“Write a poetic love letter and recite it,” he says. “Within five minutes.”

This is happening. I’m being told to recite a love letter to my long-dead crush. My stomach tightens. “Don’t I get a prompt?”

“You need one?”

“It’d help?”

“I see.” My desire to strangle him over how confused he sounds intensifies. “Imagine what typical adversities a couple would face when split by such an evil, towering, gated wall.”

That’s barely a prompt.

I go sit at my desk with my chosen pencil and notebook. I scribble down a first line, but the curtains rustling in the breeze are too distracting, and the scent of fall leaves mixing with the room’s explosion of cinnamon and floral fragrance is too overbearing. My brain floods with camp memories of Jasper, raising his hand with more meaningful questions and gaining more praise from guest speakers than I ever did.

Jasper snatches my pencil. I reach for it, but he tucks it behind his ear. “Time’s up.”

I glare at his wrist, devoid of a watch, even though Valentine repeatedly told us to bring one. “How would you know?”

“It felt like five minutes.”

“How are you surviving here?” I gesture to his empty wrist. “All we have is the bell tower. Neither of us even brought a clock for our room.”

Jasper points toward the curtains. “I can tell based on where the sun or moon is in the sky. You can’t?”

“No?”

He hums. Judgmentally. “Stand and read.”

I look down at my paper again.

Roses are red, violets are blue

I

Pushing in my chair, I debate lighting one of Jasper’s candles and setting the notebook on fire. Jasper is Rank One. He can’t see me fail already.

Think, Charlie. “Roses—”

“Look at me. I want to feel the emotion.”

I do, and the pressure skyrockets. Jasper’s eyes are such a familiar piercing blue, gazing back the same as when we’d write by the lake and he’d ask me to recite what I’d written for workshop. He always wanted to hear mine.

“You can trust me with your emotions,” Jasper says. “We’re roommates.”

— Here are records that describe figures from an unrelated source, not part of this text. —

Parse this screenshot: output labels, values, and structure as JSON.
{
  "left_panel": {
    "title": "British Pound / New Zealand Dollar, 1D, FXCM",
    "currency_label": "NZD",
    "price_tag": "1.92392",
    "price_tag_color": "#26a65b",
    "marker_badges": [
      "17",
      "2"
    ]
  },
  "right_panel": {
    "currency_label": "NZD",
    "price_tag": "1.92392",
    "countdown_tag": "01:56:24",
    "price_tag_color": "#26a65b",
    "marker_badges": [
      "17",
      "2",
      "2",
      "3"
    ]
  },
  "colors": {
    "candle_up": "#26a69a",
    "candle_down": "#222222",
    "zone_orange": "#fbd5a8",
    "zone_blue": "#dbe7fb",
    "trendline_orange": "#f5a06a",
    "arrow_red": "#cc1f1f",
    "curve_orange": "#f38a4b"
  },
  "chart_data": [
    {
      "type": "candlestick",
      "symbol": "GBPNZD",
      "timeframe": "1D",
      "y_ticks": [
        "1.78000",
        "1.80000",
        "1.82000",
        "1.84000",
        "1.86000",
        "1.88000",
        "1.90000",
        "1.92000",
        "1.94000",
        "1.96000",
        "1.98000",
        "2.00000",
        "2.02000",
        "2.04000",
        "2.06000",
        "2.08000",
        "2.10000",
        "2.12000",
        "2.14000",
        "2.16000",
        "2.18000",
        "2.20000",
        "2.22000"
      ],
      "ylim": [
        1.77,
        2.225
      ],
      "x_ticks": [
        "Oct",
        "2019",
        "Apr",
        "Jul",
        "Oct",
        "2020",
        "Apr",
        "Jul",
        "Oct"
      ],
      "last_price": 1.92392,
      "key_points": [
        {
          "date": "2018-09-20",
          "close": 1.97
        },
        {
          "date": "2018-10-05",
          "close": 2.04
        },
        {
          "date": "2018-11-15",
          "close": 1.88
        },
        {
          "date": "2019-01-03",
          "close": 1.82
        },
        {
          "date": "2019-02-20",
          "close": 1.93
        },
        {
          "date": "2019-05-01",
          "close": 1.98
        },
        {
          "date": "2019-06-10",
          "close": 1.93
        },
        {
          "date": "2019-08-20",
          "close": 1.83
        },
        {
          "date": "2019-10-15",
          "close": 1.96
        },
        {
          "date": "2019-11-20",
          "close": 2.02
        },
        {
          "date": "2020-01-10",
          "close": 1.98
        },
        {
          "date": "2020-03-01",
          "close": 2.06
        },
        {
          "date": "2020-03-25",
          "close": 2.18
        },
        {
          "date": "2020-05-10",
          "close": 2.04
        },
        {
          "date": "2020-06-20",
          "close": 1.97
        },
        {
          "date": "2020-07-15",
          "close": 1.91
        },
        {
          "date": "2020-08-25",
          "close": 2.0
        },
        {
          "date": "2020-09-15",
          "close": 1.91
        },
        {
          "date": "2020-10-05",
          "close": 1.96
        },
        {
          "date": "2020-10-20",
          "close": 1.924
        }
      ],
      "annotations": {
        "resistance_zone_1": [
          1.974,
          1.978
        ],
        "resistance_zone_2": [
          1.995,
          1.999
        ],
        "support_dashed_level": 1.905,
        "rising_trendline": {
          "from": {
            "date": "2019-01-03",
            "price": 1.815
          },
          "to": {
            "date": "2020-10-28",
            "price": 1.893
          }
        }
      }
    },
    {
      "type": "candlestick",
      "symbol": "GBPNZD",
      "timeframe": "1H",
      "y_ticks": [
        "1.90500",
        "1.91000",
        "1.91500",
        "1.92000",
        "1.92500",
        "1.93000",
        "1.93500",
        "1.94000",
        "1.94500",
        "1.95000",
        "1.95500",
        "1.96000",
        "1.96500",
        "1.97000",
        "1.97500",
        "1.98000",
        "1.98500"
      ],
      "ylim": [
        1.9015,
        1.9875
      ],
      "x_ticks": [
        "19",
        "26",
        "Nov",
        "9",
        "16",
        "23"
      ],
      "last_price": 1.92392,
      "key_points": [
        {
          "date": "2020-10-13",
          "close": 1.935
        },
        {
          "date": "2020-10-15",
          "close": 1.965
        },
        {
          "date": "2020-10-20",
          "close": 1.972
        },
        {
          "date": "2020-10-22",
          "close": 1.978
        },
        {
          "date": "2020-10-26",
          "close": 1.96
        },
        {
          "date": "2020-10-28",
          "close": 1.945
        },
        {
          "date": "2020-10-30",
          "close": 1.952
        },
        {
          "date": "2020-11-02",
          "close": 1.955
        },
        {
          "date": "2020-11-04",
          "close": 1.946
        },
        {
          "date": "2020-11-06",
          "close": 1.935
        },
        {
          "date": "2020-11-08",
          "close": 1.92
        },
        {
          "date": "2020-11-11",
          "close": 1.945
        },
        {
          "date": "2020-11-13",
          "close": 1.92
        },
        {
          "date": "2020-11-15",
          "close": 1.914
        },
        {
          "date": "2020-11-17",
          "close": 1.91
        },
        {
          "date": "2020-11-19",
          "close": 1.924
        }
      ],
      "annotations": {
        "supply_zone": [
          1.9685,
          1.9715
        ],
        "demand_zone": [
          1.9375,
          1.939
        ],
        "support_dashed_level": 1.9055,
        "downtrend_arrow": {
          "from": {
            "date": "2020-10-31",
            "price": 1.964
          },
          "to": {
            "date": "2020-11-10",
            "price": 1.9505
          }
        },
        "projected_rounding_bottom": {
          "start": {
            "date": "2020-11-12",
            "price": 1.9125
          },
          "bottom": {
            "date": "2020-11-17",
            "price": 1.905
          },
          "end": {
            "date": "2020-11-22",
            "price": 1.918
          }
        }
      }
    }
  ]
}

Strangely, my first instinct is to believe him. Although Jasper has been as obnoxious as predicted since I got here, he’s also been oddly kind to me, constantly asking to be my dining hall buddy and trying to learn more about me so we can bond. Maybe it wouldn’t be the end of the world if he remembered.

“Jasper?” I say.

He watches me just as brightly as he did two years ago. It’s enough for my senses to come roaring back. Jasper showed me the samekindnessthen. The only difference is that I was still naive enough to believe it.

What am I thinking?

“Never mind.” I take a breath. “Roses are red. Violets are blue. I…” I rack my mind for something. Anything. “If only… this wall… weren’t between us, our love could… grew. Grow. Wait. Roses are red—”

Jasper yanks away the notebook. “You will attend love lessons with me daily.”

I must’ve heard wrong. “But I have to study!”

“This is a race against the clock, von Hevringprinz. On top of our usual demands, the winter mixer is nearly here. Our busiest event of the year.”